# Can an LLM lose conceptual continuity while remaining coherent?

> Source: <https://discuss.huggingface.co/t/can-an-llm-lose-conceptual-continuity-while-remaining-coherent/176469?page=2#post_22>
> Published: 2026-06-15 14:50:35+00:00

Since you both posted the negatives instead of the headline. [@oldman-dev](https://discuss.huggingface.co/u/oldman-dev) putting the ::::: collapse in a failure-analysis section, and [@Hstre](https://discuss.huggingface.co/u/hstre) listing the loop traps and the confound control that would’ve turned a neutral result into a fake architectural gain - that’s the whole game. So here are a couple of tests each to keep that going.

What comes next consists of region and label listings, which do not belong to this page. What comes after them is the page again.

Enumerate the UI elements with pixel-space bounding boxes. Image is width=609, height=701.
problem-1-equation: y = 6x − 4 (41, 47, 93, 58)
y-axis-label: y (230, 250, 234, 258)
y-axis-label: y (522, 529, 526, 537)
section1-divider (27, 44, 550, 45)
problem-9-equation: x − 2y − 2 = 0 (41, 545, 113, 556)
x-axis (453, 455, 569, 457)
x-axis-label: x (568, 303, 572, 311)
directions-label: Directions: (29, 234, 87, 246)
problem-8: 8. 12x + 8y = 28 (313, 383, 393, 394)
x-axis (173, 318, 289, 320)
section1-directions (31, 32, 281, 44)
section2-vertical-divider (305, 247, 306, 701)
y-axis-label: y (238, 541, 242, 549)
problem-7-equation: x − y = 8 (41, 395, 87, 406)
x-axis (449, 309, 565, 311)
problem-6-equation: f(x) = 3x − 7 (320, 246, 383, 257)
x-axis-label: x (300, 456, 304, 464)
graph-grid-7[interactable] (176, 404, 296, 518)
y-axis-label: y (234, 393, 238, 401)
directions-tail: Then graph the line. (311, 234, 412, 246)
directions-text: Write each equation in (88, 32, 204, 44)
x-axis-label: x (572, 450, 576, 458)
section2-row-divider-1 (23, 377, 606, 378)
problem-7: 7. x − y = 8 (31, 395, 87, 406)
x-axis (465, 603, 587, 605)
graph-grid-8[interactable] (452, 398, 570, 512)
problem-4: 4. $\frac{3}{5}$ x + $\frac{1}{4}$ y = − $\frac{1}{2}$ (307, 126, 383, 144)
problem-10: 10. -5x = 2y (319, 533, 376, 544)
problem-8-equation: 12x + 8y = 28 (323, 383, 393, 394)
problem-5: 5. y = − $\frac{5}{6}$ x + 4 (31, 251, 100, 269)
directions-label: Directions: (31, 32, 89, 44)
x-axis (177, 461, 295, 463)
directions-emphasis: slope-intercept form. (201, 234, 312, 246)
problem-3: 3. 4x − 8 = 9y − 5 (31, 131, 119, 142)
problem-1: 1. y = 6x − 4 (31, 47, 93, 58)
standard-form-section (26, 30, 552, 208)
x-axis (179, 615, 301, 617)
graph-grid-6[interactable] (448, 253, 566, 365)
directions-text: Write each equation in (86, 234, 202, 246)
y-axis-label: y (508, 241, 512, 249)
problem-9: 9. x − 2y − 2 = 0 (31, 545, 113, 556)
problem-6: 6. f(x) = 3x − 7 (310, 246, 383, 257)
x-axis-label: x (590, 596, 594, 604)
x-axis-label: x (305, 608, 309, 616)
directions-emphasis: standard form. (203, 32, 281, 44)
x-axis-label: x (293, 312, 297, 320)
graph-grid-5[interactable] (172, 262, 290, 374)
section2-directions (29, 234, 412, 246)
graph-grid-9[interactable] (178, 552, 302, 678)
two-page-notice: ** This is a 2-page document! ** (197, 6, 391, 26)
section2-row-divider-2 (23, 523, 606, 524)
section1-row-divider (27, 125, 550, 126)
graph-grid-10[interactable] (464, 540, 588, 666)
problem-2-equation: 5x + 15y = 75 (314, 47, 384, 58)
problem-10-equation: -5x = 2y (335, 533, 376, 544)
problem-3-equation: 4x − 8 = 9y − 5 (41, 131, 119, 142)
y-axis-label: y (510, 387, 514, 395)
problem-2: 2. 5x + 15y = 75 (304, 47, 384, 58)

[@oldman-dev](https://discuss.huggingface.co/u/oldman-dev) - on the LITM number and the ::::: collapse:

Before you trust 46.1% @ 50% as “oracle-tier,” run a random-eviction control: same exact pipeline, but swap your TIS importance scores for random scores (and a second run with the oracle labels shuffled). If random eviction at 50% budget lands anywhere near 46.1%, then TIS isn’t doing the work at that budget - the number belongs to the task, not your system. Look at your own table: LITM @ 25% is 33.3% for every method including Vanilla. That’s almost certainly the chance floor, which means nothing is doing anything at 25%. You want to be sure 50% isn’t a softer version of the same thing. If TIS clearly beats random, you’ve got a real signal. If it doesn’t, you just saved yourself months.

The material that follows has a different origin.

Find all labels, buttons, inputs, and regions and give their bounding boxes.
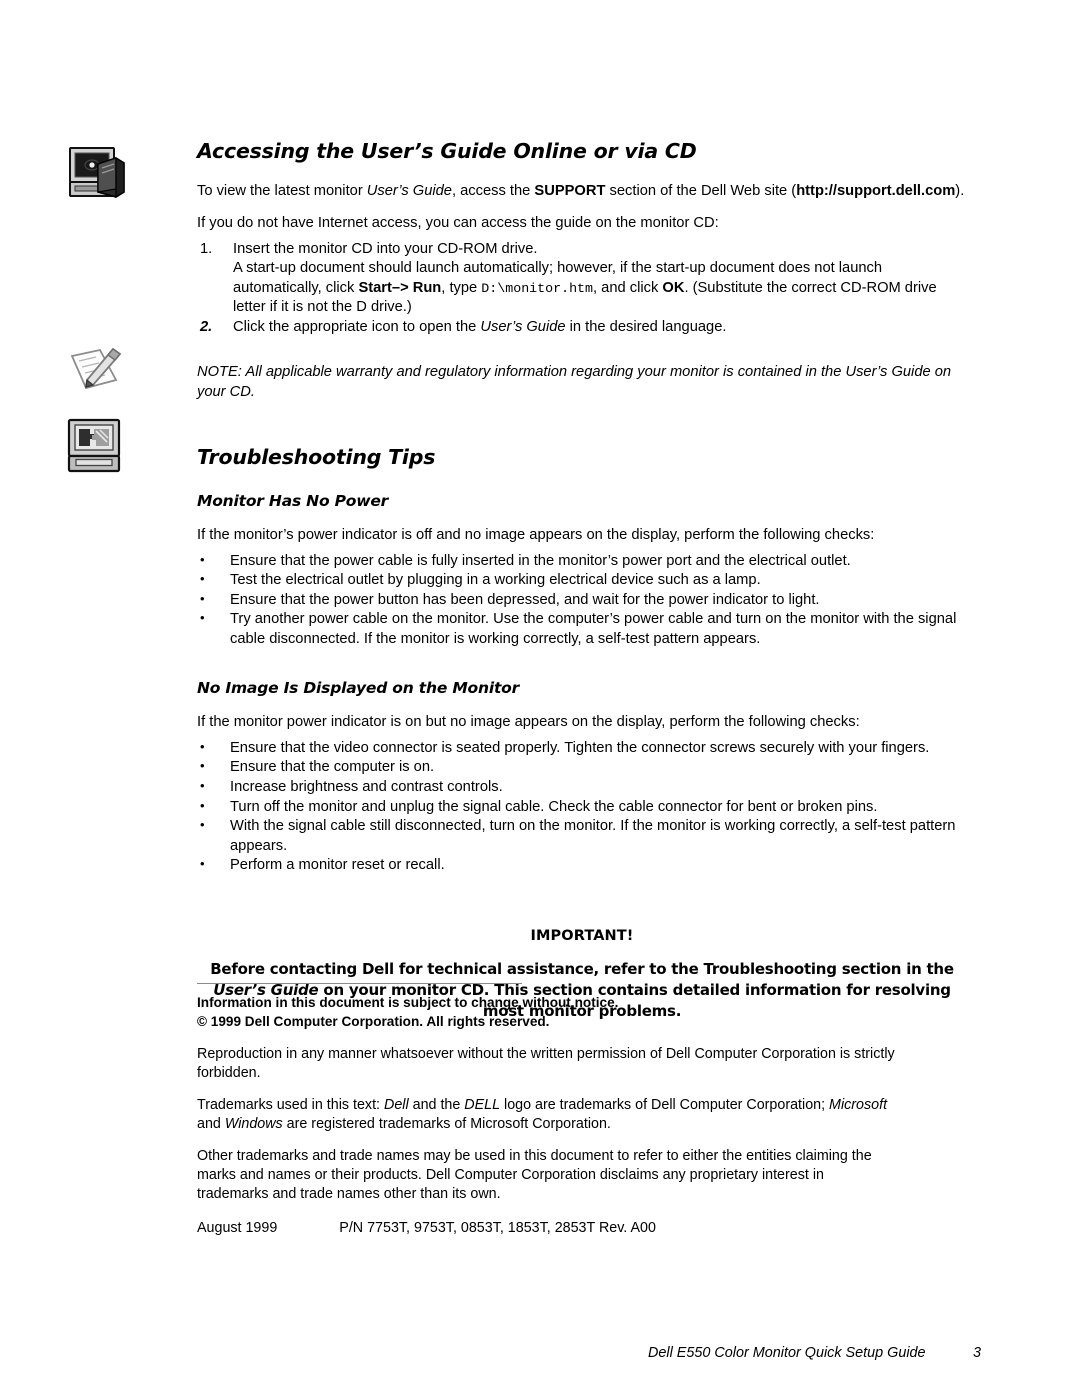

The ::::: output is the textbook signature of the LM objective finding a trivial minimum - one constant minimal-entropy token gets near-zero cross-entropy on your training set, so the adapter collapses there. Two moves: (a) add a collapse guard you watch during training - output entropy, % unique tokens, or KL to the frozen base - and early-stop the second it craters; that state was entropy→0 long before inference and would’ve been caught live. (b) Your own data hands you the fix: TIS-only Stage 2 ≈ Stage 1 oracle (NIAH identical), so the head architecture is fine - it’s the LM-gradient fine-tune that’s toxic. Decouple the ImportanceUpdateHead from the LM loss: train it with a direct supervised/ranking loss against your oracle importance labels instead of letting LM cross-entropy dominate it. If the head matches oracle under supervised loss but collapses under LM loss, you’ve localized the ghost to the objective, not the architecture.

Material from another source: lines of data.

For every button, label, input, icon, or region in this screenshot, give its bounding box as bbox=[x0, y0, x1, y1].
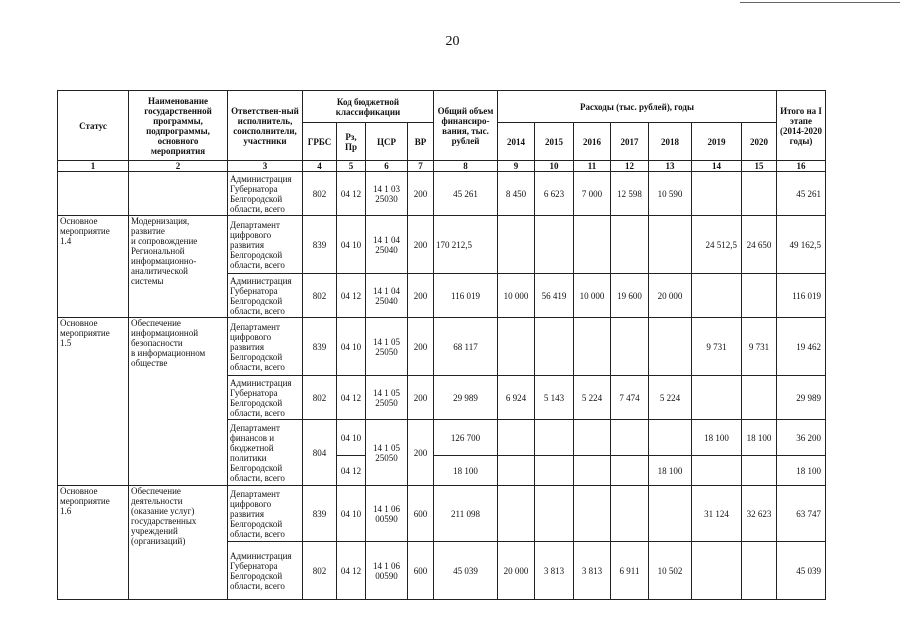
year-cell bbox=[742, 172, 777, 216]
year-cell: 10 590 bbox=[649, 172, 692, 216]
vr-cell: 200 bbox=[408, 376, 434, 420]
year-cell: 12 598 bbox=[611, 172, 649, 216]
header-year: 2019 bbox=[692, 123, 742, 161]
csr-cell: 14 1 04 25040 bbox=[366, 274, 408, 318]
header-vr: ВР bbox=[408, 123, 434, 161]
total-cell: 170 212,5 bbox=[434, 216, 498, 274]
header-year: 2016 bbox=[574, 123, 611, 161]
table-row bbox=[58, 318, 826, 376]
grbs-cell: 839 bbox=[303, 318, 337, 376]
rzpr-cell: 04 12 bbox=[337, 274, 366, 318]
itogo-cell: 63 747 bbox=[777, 486, 826, 542]
vr-cell: 600 bbox=[408, 542, 434, 600]
csr-cell: 14 1 06 00590 bbox=[366, 542, 408, 600]
year-cell bbox=[535, 486, 574, 542]
header-total-volume: Общий объем финансиро-вания, тыс. рублей bbox=[434, 91, 498, 161]
page-number: 20 bbox=[445, 34, 460, 49]
column-number: 16 bbox=[777, 161, 826, 172]
grbs-cell: 804 bbox=[303, 420, 337, 486]
year-cell: 5 143 bbox=[535, 376, 574, 420]
rzpr-cell: 04 12 bbox=[337, 376, 366, 420]
year-cell: 10 000 bbox=[498, 274, 535, 318]
total-cell: 45 039 bbox=[434, 542, 498, 600]
year-cell: 7 000 bbox=[574, 172, 611, 216]
column-number: 1 bbox=[58, 161, 129, 172]
year-cell bbox=[498, 486, 535, 542]
header-rzpr: Рз, Пр bbox=[337, 123, 366, 161]
header-year: 2020 bbox=[742, 123, 777, 161]
rzpr-cell: 04 10 bbox=[337, 486, 366, 542]
year-cell bbox=[611, 318, 649, 376]
year-cell: 7 474 bbox=[611, 376, 649, 420]
rzpr-cell: 04 10 bbox=[337, 318, 366, 376]
year-cell bbox=[574, 456, 611, 486]
name-cell: Обеспечение информационной безопасности в информационном обществе bbox=[129, 318, 228, 486]
year-cell bbox=[692, 456, 742, 486]
header-expenses: Расходы (тыс. рублей), годы bbox=[498, 91, 777, 123]
grbs-cell: 802 bbox=[303, 376, 337, 420]
csr-cell: 14 1 05 25050 bbox=[366, 376, 408, 420]
grbs-cell: 839 bbox=[303, 486, 337, 542]
year-cell bbox=[535, 318, 574, 376]
vr-cell: 200 bbox=[408, 216, 434, 274]
csr-cell: 14 1 04 25040 bbox=[366, 216, 408, 274]
year-cell bbox=[611, 456, 649, 486]
header-csr: ЦСР bbox=[366, 123, 408, 161]
vr-cell: 200 bbox=[408, 318, 434, 376]
year-cell: 9 731 bbox=[692, 318, 742, 376]
total-cell: 68 117 bbox=[434, 318, 498, 376]
column-number: 5 bbox=[337, 161, 366, 172]
csr-cell: 14 1 05 25050 bbox=[366, 318, 408, 376]
year-cell bbox=[649, 318, 692, 376]
executor-cell: Департамент цифрового развития Белгородской области, всего bbox=[228, 318, 303, 376]
year-cell bbox=[574, 216, 611, 274]
year-cell bbox=[574, 420, 611, 456]
header-budget-code: Код бюджетной классификации bbox=[303, 91, 434, 123]
year-cell: 20 000 bbox=[649, 274, 692, 318]
rzpr-cell: 04 10 bbox=[337, 420, 366, 456]
year-cell bbox=[692, 542, 742, 600]
status-cell: Основное мероприятие 1.4 bbox=[58, 216, 129, 318]
year-cell bbox=[692, 376, 742, 420]
csr-cell: 14 1 03 25030 bbox=[366, 172, 408, 216]
column-number: 3 bbox=[228, 161, 303, 172]
year-cell bbox=[498, 456, 535, 486]
year-cell bbox=[535, 216, 574, 274]
status-cell: Основное мероприятие 1.6 bbox=[58, 486, 129, 600]
vr-cell: 200 bbox=[408, 274, 434, 318]
year-cell bbox=[535, 456, 574, 486]
column-number: 7 bbox=[408, 161, 434, 172]
header-executor: Ответствен-ный исполнитель, соисполнители, участники bbox=[228, 91, 303, 161]
rzpr-cell: 04 10 bbox=[337, 216, 366, 274]
header-year: 2018 bbox=[649, 123, 692, 161]
year-cell: 3 813 bbox=[574, 542, 611, 600]
year-cell bbox=[742, 456, 777, 486]
column-number: 11 bbox=[574, 161, 611, 172]
itogo-cell: 49 162,5 bbox=[777, 216, 826, 274]
column-number: 10 bbox=[535, 161, 574, 172]
year-cell: 3 813 bbox=[535, 542, 574, 600]
year-cell bbox=[574, 318, 611, 376]
header-itogo: Итого на I этапе (2014-2020 годы) bbox=[777, 91, 826, 161]
column-number: 9 bbox=[498, 161, 535, 172]
executor-cell: Департамент цифрового развития Белгородской области, всего bbox=[228, 486, 303, 542]
year-cell: 6 911 bbox=[611, 542, 649, 600]
year-cell: 20 000 bbox=[498, 542, 535, 600]
name-cell: Обеспечение деятельности (оказание услуг) государственных учреждений (организаций) bbox=[129, 486, 228, 600]
year-cell: 9 731 bbox=[742, 318, 777, 376]
year-cell bbox=[742, 376, 777, 420]
year-cell bbox=[498, 420, 535, 456]
year-cell bbox=[611, 420, 649, 456]
header-grbs: ГРБС bbox=[303, 123, 337, 161]
itogo-cell: 18 100 bbox=[777, 456, 826, 486]
itogo-cell: 36 200 bbox=[777, 420, 826, 456]
itogo-cell: 116 019 bbox=[777, 274, 826, 318]
grbs-cell: 839 bbox=[303, 216, 337, 274]
grbs-cell: 802 bbox=[303, 274, 337, 318]
header-status: Статус bbox=[58, 91, 129, 161]
year-cell: 31 124 bbox=[692, 486, 742, 542]
column-number: 2 bbox=[129, 161, 228, 172]
table-row bbox=[58, 216, 826, 274]
grbs-cell: 802 bbox=[303, 542, 337, 600]
header-year: 2015 bbox=[535, 123, 574, 161]
total-cell: 45 261 bbox=[434, 172, 498, 216]
executor-cell: Администрация Губернатора Белгородской области, всего bbox=[228, 376, 303, 420]
year-cell bbox=[574, 486, 611, 542]
year-cell: 18 100 bbox=[692, 420, 742, 456]
column-number: 8 bbox=[434, 161, 498, 172]
year-cell bbox=[649, 216, 692, 274]
itogo-cell: 19 462 bbox=[777, 318, 826, 376]
year-cell bbox=[498, 216, 535, 274]
table-row bbox=[58, 486, 826, 542]
year-cell: 8 450 bbox=[498, 172, 535, 216]
itogo-cell: 29 989 bbox=[777, 376, 826, 420]
status-cell: Основное мероприятие 1.5 bbox=[58, 318, 129, 486]
itogo-cell: 45 039 bbox=[777, 542, 826, 600]
executor-cell: Администрация Губернатора Белгородской области, всего bbox=[228, 274, 303, 318]
year-cell: 6 623 bbox=[535, 172, 574, 216]
year-cell: 24 512,5 bbox=[692, 216, 742, 274]
year-cell bbox=[611, 216, 649, 274]
year-cell bbox=[742, 274, 777, 318]
year-cell bbox=[649, 486, 692, 542]
year-cell: 6 924 bbox=[498, 376, 535, 420]
executor-cell: Администрация Губернатора Белгородской области, всего bbox=[228, 172, 303, 216]
csr-cell: 14 1 06 00590 bbox=[366, 486, 408, 542]
column-number: 4 bbox=[303, 161, 337, 172]
year-cell: 18 100 bbox=[742, 420, 777, 456]
total-cell: 211 098 bbox=[434, 486, 498, 542]
vr-cell: 200 bbox=[408, 420, 434, 486]
column-number: 15 bbox=[742, 161, 777, 172]
year-cell: 56 419 bbox=[535, 274, 574, 318]
status-cell bbox=[58, 172, 129, 216]
rzpr-cell: 04 12 bbox=[337, 542, 366, 600]
year-cell: 19 600 bbox=[611, 274, 649, 318]
header-year: 2017 bbox=[611, 123, 649, 161]
year-cell: 18 100 bbox=[649, 456, 692, 486]
year-cell: 24 650 bbox=[742, 216, 777, 274]
name-cell: Модернизация, развитие и сопровождение Региональной информационно- аналитической системы bbox=[129, 216, 228, 318]
year-cell: 32 623 bbox=[742, 486, 777, 542]
year-cell: 5 224 bbox=[574, 376, 611, 420]
year-cell bbox=[611, 486, 649, 542]
year-cell bbox=[742, 542, 777, 600]
total-cell: 18 100 bbox=[434, 456, 498, 486]
grbs-cell: 802 bbox=[303, 172, 337, 216]
name-cell bbox=[129, 172, 228, 216]
total-cell: 126 700 bbox=[434, 420, 498, 456]
executor-cell: Администрация Губернатора Белгородской области, всего bbox=[228, 542, 303, 600]
year-cell bbox=[498, 318, 535, 376]
executor-cell: Департамент цифрового развития Белгородской области, всего bbox=[228, 216, 303, 274]
column-number: 6 bbox=[366, 161, 408, 172]
vr-cell: 200 bbox=[408, 172, 434, 216]
year-cell bbox=[649, 420, 692, 456]
csr-cell: 14 1 05 25050 bbox=[366, 420, 408, 486]
header-year: 2014 bbox=[498, 123, 535, 161]
scan-edge-line bbox=[740, 2, 900, 3]
column-number: 12 bbox=[611, 161, 649, 172]
column-number: 13 bbox=[649, 161, 692, 172]
total-cell: 116 019 bbox=[434, 274, 498, 318]
rzpr-cell: 04 12 bbox=[337, 172, 366, 216]
year-cell: 10 502 bbox=[649, 542, 692, 600]
header-name: Наименование государственной программы, подпрограммы, основного мероприятия bbox=[129, 91, 228, 161]
table-row bbox=[58, 172, 826, 216]
year-cell: 5 224 bbox=[649, 376, 692, 420]
total-cell: 29 989 bbox=[434, 376, 498, 420]
executor-cell: Департамент финансов и бюджетной политики Белгородской области, всего bbox=[228, 420, 303, 486]
column-number: 14 bbox=[692, 161, 742, 172]
year-cell bbox=[692, 274, 742, 318]
year-cell bbox=[692, 172, 742, 216]
budget-table bbox=[57, 90, 826, 600]
year-cell: 10 000 bbox=[574, 274, 611, 318]
rzpr-cell: 04 12 bbox=[337, 456, 366, 486]
vr-cell: 600 bbox=[408, 486, 434, 542]
year-cell bbox=[535, 420, 574, 456]
itogo-cell: 45 261 bbox=[777, 172, 826, 216]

[@Hstre](https://discuss.huggingface.co/u/hstre) - you asked for controls that expose strong results as artifacts, so:

The load-bearing one: a wrong-slice ablation. Your claim is that the structure of the epistemic state (the right slice for this pass) is what helps. So feed the model the wrong slice - permute which slice goes with which pass, or inject a plausible-but-irrelevant one - and measure. If wrong-slice ≈ correct-slice, the gain is just “extra context present,” not your selection, and the control surface is decorative. If it drops sharply, the selection is real. Same shape as the random-eviction control above.

The thing you actually claim is novel is status/validity, not salience - a claim can be salient but contradicted, unverified, or inadmissible. Isolate it with a status-stripped ablation: keep the claim text in the slice, remove the validity/status/role metadata. If status-stripped ≈ full-state, the “epistemic” part isn’t earning its keep yet and you’re doing smart context selection (still useful - different claim). And since your honest result is “didn’t beat the best single model on any isolated metric but avoided degeneration,” turn that into a number: report loop-trap / degeneration incidence with vs without the layer across your density sweep. You already found “clean” low-density states that were actually loop traps - that’s exactly the metric where the layer might genuinely win even when single-metric optima say it doesn’t.

Both of these come back to the same move: the most valuable test you can run is the one trying to prove your own result is fake. You’re both already doing it, which is more than most. Falsify-first, publish the negative, revise.